Following a very dry January, two heavy snow storms blanketed parts of the south-central Plains in early February, but missed most of the main drought areas. Some improvement is forecast in eastern Oklahoma where heavy snow occurred and the La Niña MAM composites indicate some wetness (but with a low frequency of occurrence). Elsewhere in the central Plains, precipitation tools at most time ranges indicate an elevated chance for below median precipitation, especially the La Niña MAM composite which has a high frequency occurrence. Just to the north, however, forecast tools point toward wetness, plus soil moistures are extremely high (above 90th percentile). This limits any northward drought expansion due to existing moisture conditions. Accordingly, the persistence area in eastern Colorado and western Kansas was kept from the previous outlook issued on February 3, while the area of development in the central Great Plains slightly expanded northward and eastward in line with the monthly and seasonal outlooks, but confined by the very wet soil moisture conditions in the northern Plains and upper Midwest. Forecast confidence for the south-central and central Plains are moderate to high.

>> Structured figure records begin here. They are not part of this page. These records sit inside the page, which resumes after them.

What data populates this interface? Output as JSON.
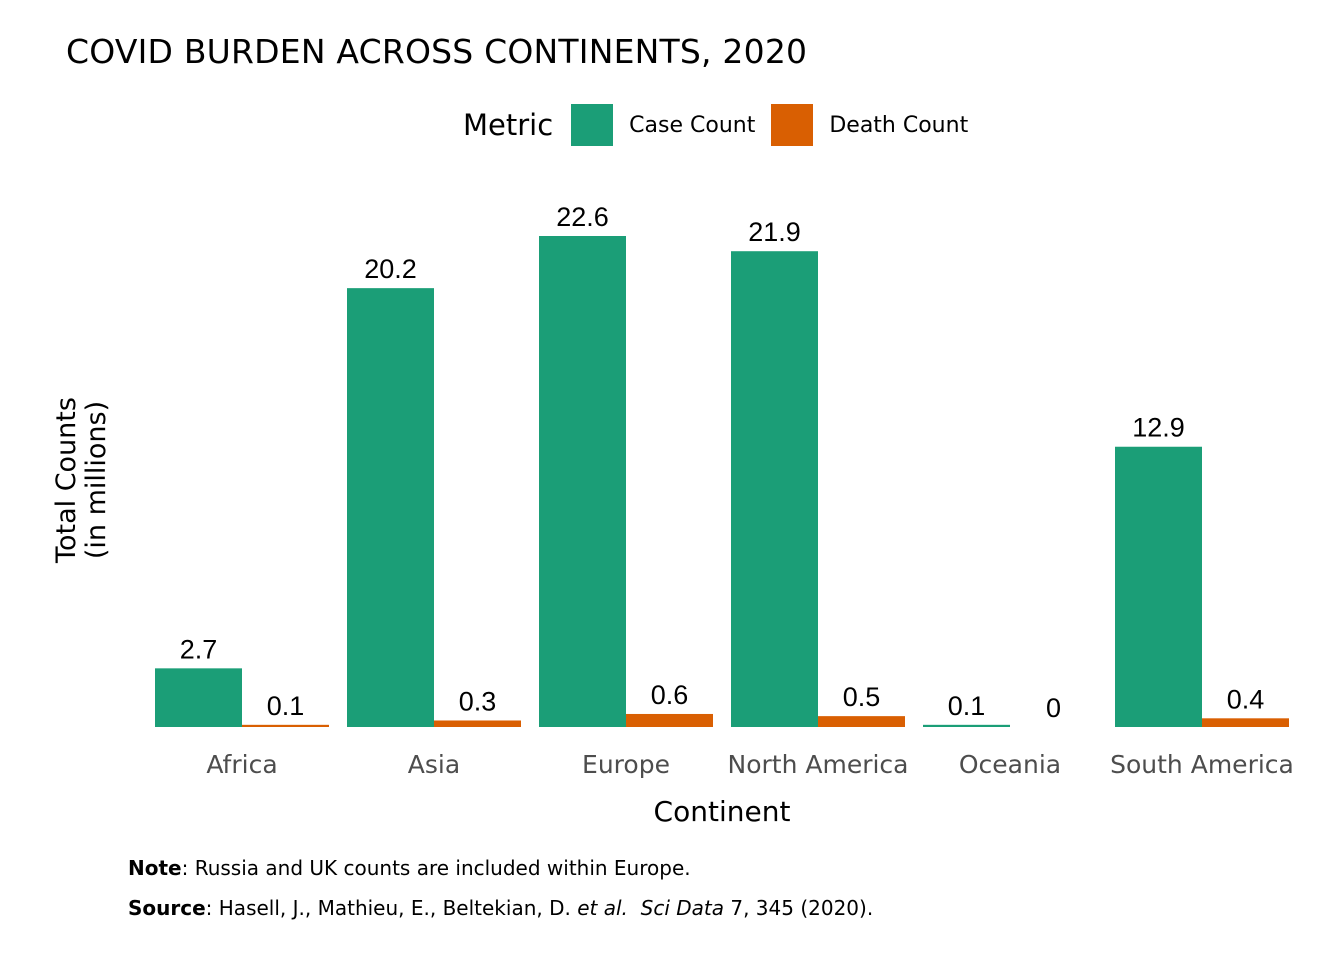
{
  "chart_data": {
    "type": "bar",
    "title": "COVID BURDEN ACROSS CONTINENTS, 2020",
    "xlabel": "Continent",
    "ylabel_line1": "Total Counts",
    "ylabel_line2": "(in millions)",
    "legend_title": "Metric",
    "legend_position": "top",
    "categories": [
      "Africa",
      "Asia",
      "Europe",
      "North America",
      "Oceania",
      "South America"
    ],
    "series": [
      {
        "name": "Case Count",
        "color": "#1b9e77",
        "values": [
          2.7,
          20.2,
          22.6,
          21.9,
          0.1,
          12.9
        ],
        "labels": [
          "2.7",
          "20.2",
          "22.6",
          "21.9",
          "0.1",
          "12.9"
        ]
      },
      {
        "name": "Death Count",
        "color": "#d95f02",
        "values": [
          0.1,
          0.3,
          0.6,
          0.5,
          0.0,
          0.4
        ],
        "labels": [
          "0.1",
          "0.3",
          "0.6",
          "0.5",
          "0",
          "0.4"
        ]
      }
    ],
    "ylim": [
      0,
      22.6
    ],
    "grid": false
  },
  "notes": {
    "note_bold": "Note",
    "note_text": ": Russia and UK counts are included within Europe.",
    "source_bold": "Source",
    "source_text_1": ": Hasell, J., Mathieu, E., Beltekian, D. ",
    "source_italic_1": "et al.",
    "source_text_2": "  ",
    "source_italic_2": "Sci Data",
    "source_text_3": " 7, 345 (2020)."
  }
}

Since mid-December, drier than normal conditions have affected much of Arizona and New Mexico. As of February 15, SNOTEL average river basin snow water content values are 30 to 70 percent of normal in southern and central Arizona and New Mexico, with basin average precipitation since October 1 running at about the same values (32 to 75 percent of normal). Precipitation tools at all time ranges indicate enhanced odds of below median precipitation and above normal temperatures. Due to a lack of adequate precipitation this winter, a tendency for dryness during La Niña, forecasts of below median precipitation and above normal temperatures, and decreasing precipitation climatologies for areas already in drought, drought persistence and development can be expected across much of Arizona and New Mexico, and into southeastern Utah and southwestern Colorado. However, expansion is not forecast for southern California as many locations have already exceeded their normal winter precipitation and approached their normal ANNUAL totals from December’s excessive precipitation. Forecast confidence for the Southwest is high.
During the 2010-11 winter, heavy rainfall alleviated drought and dryness on Kauai and Oahu and diminished drought conditions across the rest of the central and western Hawaiian Islands which is typical for a La Niña winter. Enhanced rainfall during early-to-mid February and the ongoing La Niña favor additional improvement in Hawaii. Forecast confidence for Hawaii is high.